Generated files must:

  • .env.example contains all required variables
  • No real secrets or passwords in any file
  • .gitignore updated with secrets patterns
  • .env.development works with docker-compose
  • .env.production uses placeholder syntax

Critical Notes

  1. Template-based: Use templates from references/. Do NOT hardcode file contents.
  2. Idempotent: Check file existence. Append to .gitignore, don't overwrite.
  3. No Real Secrets: Never generate files with actual passwords or API keys.
  4. Development Safety: Development defaults should work out-of-box with docker-compose.

Reference Files

FilePurpose
env_example.templateDocumented .env template
env_development.templateDevelopment defaults
env_production.templateProduction placeholders
gitignore_secrets.template.gitignore additions

Version: 1.1.0 Last Updated: 2026-01-10

Source

git clone https://github.com/levnikolaevich/claude-code-skills/blob/master/ln-733-env-configurator/SKILL.mdView on GitHub

Overview

ln-733-env-configurator automates environment setup for development and production. It scans the codebase for env usage, classifies variables into Database, API Config, Security, and External categories, and generates .env templates. It also updates .gitignore to protect secrets and explicitly does not store secrets or manage external secret managers.

How This Skill Works

The tool discovers environment usage across the project, then generates template files and applies variable substitutions for discovered vars. It produces .env.example, .env.development, and .env.production, and appends secret patterns to .gitignore using a dedicated template.

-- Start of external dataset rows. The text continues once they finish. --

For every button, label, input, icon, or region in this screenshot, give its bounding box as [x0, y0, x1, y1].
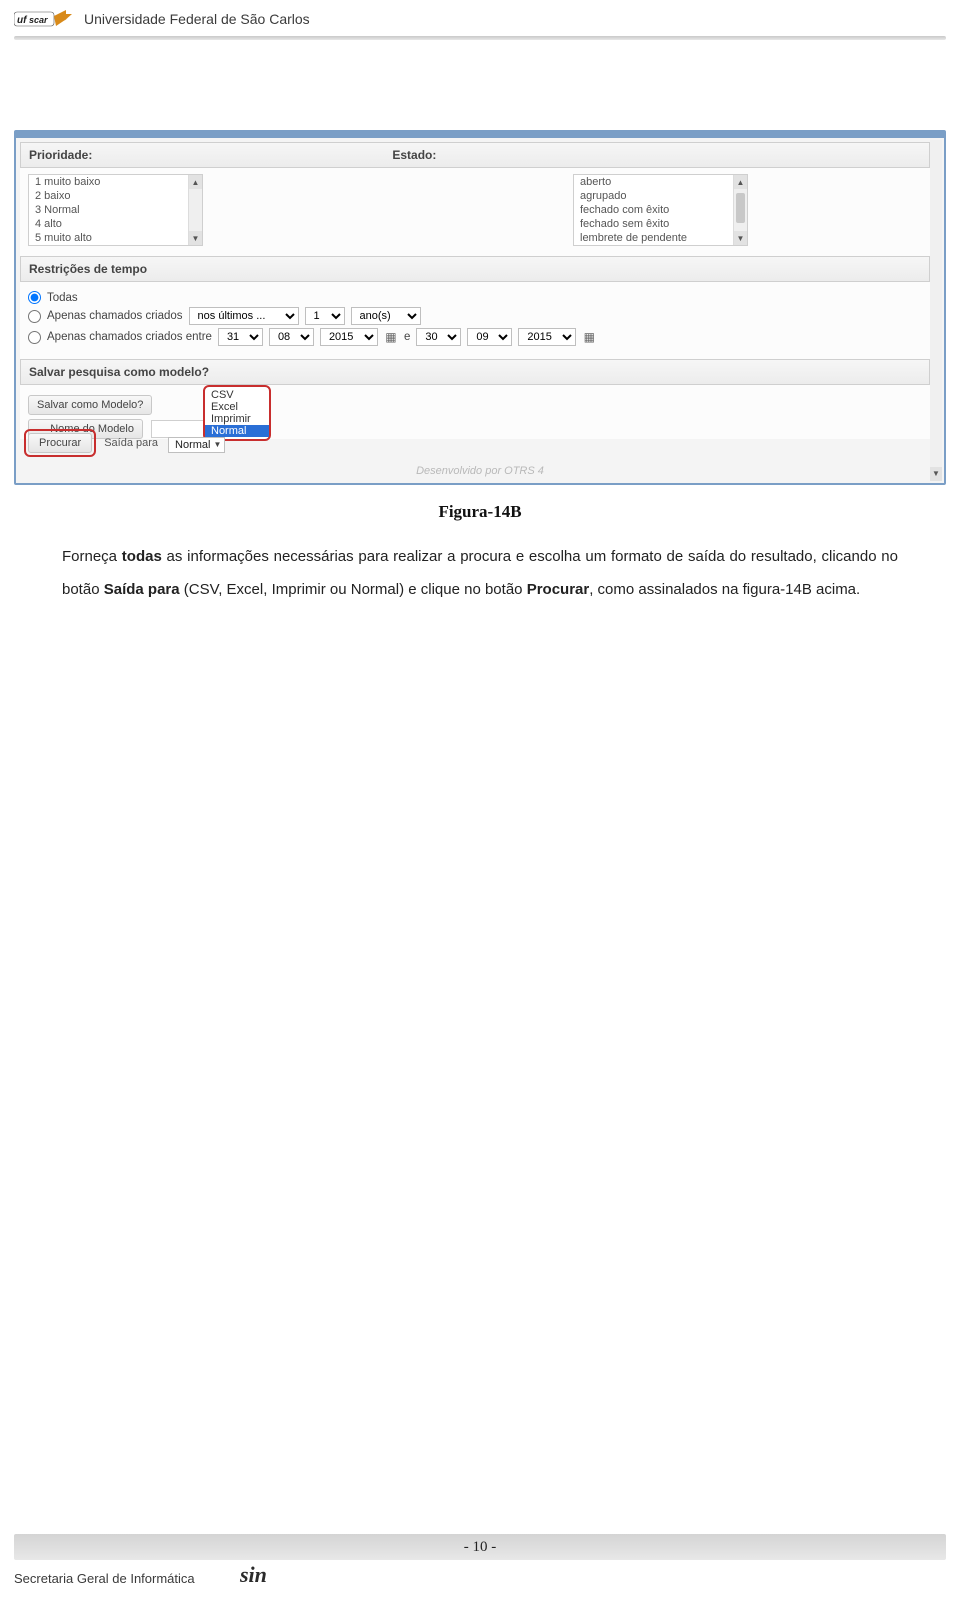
- prioridade-list[interactable]: 1 muito baixo 2 baixo 3 Normal 4 alto 5 …: [28, 174, 203, 246]
- estado-list[interactable]: aberto agrupado fechado com êxito fechad…: [573, 174, 748, 246]
- list-item[interactable]: 2 baixo: [29, 189, 202, 203]
- section-restricoes: Restrições de tempo: [20, 256, 930, 282]
- list-item[interactable]: lembrete de pendente: [574, 231, 747, 245]
- scroll-down-icon[interactable]: ▼: [734, 231, 747, 245]
- text-bold: Saída para: [104, 581, 180, 598]
- text: (CSV, Excel, Imprimir ou Normal) e cliqu…: [180, 581, 527, 598]
- list-item[interactable]: 3 Normal: [29, 203, 202, 217]
- scrollbar[interactable]: ▲ ▼: [733, 175, 747, 245]
- scrollbar-thumb[interactable]: [736, 193, 745, 223]
- header-divider: [14, 36, 946, 40]
- footer-logo: sin: [240, 1562, 267, 1588]
- radio-todas[interactable]: Todas: [28, 291, 922, 304]
- powered-by: Desenvolvido por OTRS 4: [16, 465, 944, 477]
- page-number: - 10 -: [0, 1539, 960, 1556]
- radio-criados[interactable]: Apenas chamados criados nos últimos ... …: [28, 307, 922, 325]
- saida-select[interactable]: Normal: [168, 437, 225, 453]
- dropdown-option[interactable]: Excel: [205, 401, 269, 413]
- select-from-day[interactable]: 31: [218, 328, 263, 346]
- figure-caption: Figura-14B: [0, 502, 960, 522]
- text-bold: Procurar: [527, 581, 590, 598]
- ufscar-logo: uf scar: [14, 8, 72, 32]
- label-estado: Estado:: [392, 148, 436, 162]
- select-to-year[interactable]: 2015: [518, 328, 576, 346]
- radio-input[interactable]: [28, 331, 41, 344]
- list-item[interactable]: 5 muito alto: [29, 231, 202, 245]
- text: , como assinalados na figura-14B acima.: [589, 581, 860, 598]
- select-to-day[interactable]: 30: [416, 328, 461, 346]
- scroll-down-icon[interactable]: ▼: [930, 467, 942, 481]
- select-from-year[interactable]: 2015: [320, 328, 378, 346]
- radio-input[interactable]: [28, 310, 41, 323]
- select-from-month[interactable]: 08: [269, 328, 314, 346]
- date-separator: e: [404, 331, 410, 343]
- svg-text:scar: scar: [29, 15, 48, 25]
- scrollbar[interactable]: ▲ ▼: [188, 175, 202, 245]
- radio-label: Apenas chamados criados: [47, 310, 183, 322]
- dropdown-option[interactable]: Imprimir: [205, 413, 269, 425]
- list-item[interactable]: fechado com êxito: [574, 203, 747, 217]
- footer-org: Secretaria Geral de Informática: [14, 1571, 195, 1586]
- radio-criados-entre[interactable]: Apenas chamados criados entre 31 08 2015…: [28, 328, 922, 346]
- procurar-button[interactable]: Procurar: [28, 433, 92, 453]
- radio-label: Apenas chamados criados entre: [47, 331, 212, 343]
- scroll-up-icon[interactable]: ▲: [734, 175, 747, 189]
- dropdown-option[interactable]: CSV: [205, 389, 269, 401]
- list-item[interactable]: 1 muito baixo: [29, 175, 202, 189]
- section-prioridade-estado: Prioridade: Estado:: [20, 142, 930, 168]
- scroll-up-icon[interactable]: ▲: [189, 175, 202, 189]
- window-scrollbar[interactable]: ▼: [930, 140, 942, 481]
- radio-label: Todas: [47, 292, 78, 304]
- label-saida-para: Saída para: [104, 437, 158, 449]
- select-to-month[interactable]: 09: [467, 328, 512, 346]
- radio-input[interactable]: [28, 291, 41, 304]
- select-qty[interactable]: 1: [305, 307, 345, 325]
- body-paragraph: Forneça todas as informações necessárias…: [62, 540, 898, 606]
- text-bold: todas: [122, 548, 162, 565]
- section-salvar: Salvar pesquisa como modelo?: [20, 359, 930, 385]
- list-item[interactable]: agrupado: [574, 189, 747, 203]
- calendar-icon[interactable]: ▦: [582, 330, 596, 344]
- select-unit[interactable]: ano(s): [351, 307, 421, 325]
- otrs-screenshot-panel: Prioridade: Estado: 1 muito baixo 2 baix…: [14, 130, 946, 485]
- procurar-highlight: Procurar: [24, 429, 96, 457]
- university-title: Universidade Federal de São Carlos: [84, 11, 310, 27]
- label-salvar-como: Salvar como Modelo?: [28, 395, 152, 415]
- select-nos-ultimos[interactable]: nos últimos ...: [189, 307, 299, 325]
- list-item[interactable]: 4 alto: [29, 217, 202, 231]
- svg-text:uf: uf: [17, 15, 28, 26]
- scroll-down-icon[interactable]: ▼: [189, 231, 202, 245]
- label-prioridade: Prioridade:: [29, 148, 92, 162]
- calendar-icon[interactable]: ▦: [384, 330, 398, 344]
- list-item[interactable]: fechado sem êxito: [574, 217, 747, 231]
- list-item[interactable]: aberto: [574, 175, 747, 189]
- text: Forneça: [62, 548, 122, 565]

It does not retrieve or store actual secrets, keeping them out of the repo.

When to Use It

  • Bootstrapping a new project and wiring up standard environment templates for development and production.
  • Adding environment variable discovery to an existing repo to surface required vars.
  • Preparing production-ready placeholders and gitignore rules before deployment.
  • Enforcing secrets protection by updating or creating a .gitignore with standard patterns.
  • Synchronizing env config across a multi-service or monorepo to ensure consistency.

Quick Start

  1. Step 1: Run the skill from the repo root to begin discovery.
  2. Step 2: Review the generated .env.example and .env.* files; adjust placeholders if needed.
  3. Step 3: Commit the changes and push to your repo; ensure secrets remain protected in .gitignore.

Best Practices

  • Never store real secrets in templates; use placeholders.
  • Verify .gitignore updates actually cover all env files.
  • Review undocumented variables and add clear comments in templates.
  • Keep default values aligned with your docker-compose or deployment environment.
  • Rotate secrets regularly and document where to configure them in your prod setup.

Example Use Cases

  • Node/Express API with React frontend using .env.* files and a shared/ config.
  • Python Flask app with DATABASE_URL and API keys surfaced from code.
  • .NET Core microservices relying on DATABASE_URL, API_PORT, and JWT_SECRET placeholders.
  • Monorepo with multiple services sharing env vars via a central .env.* strategy.
  • Docker Compose-based deployment using env templates for development and production.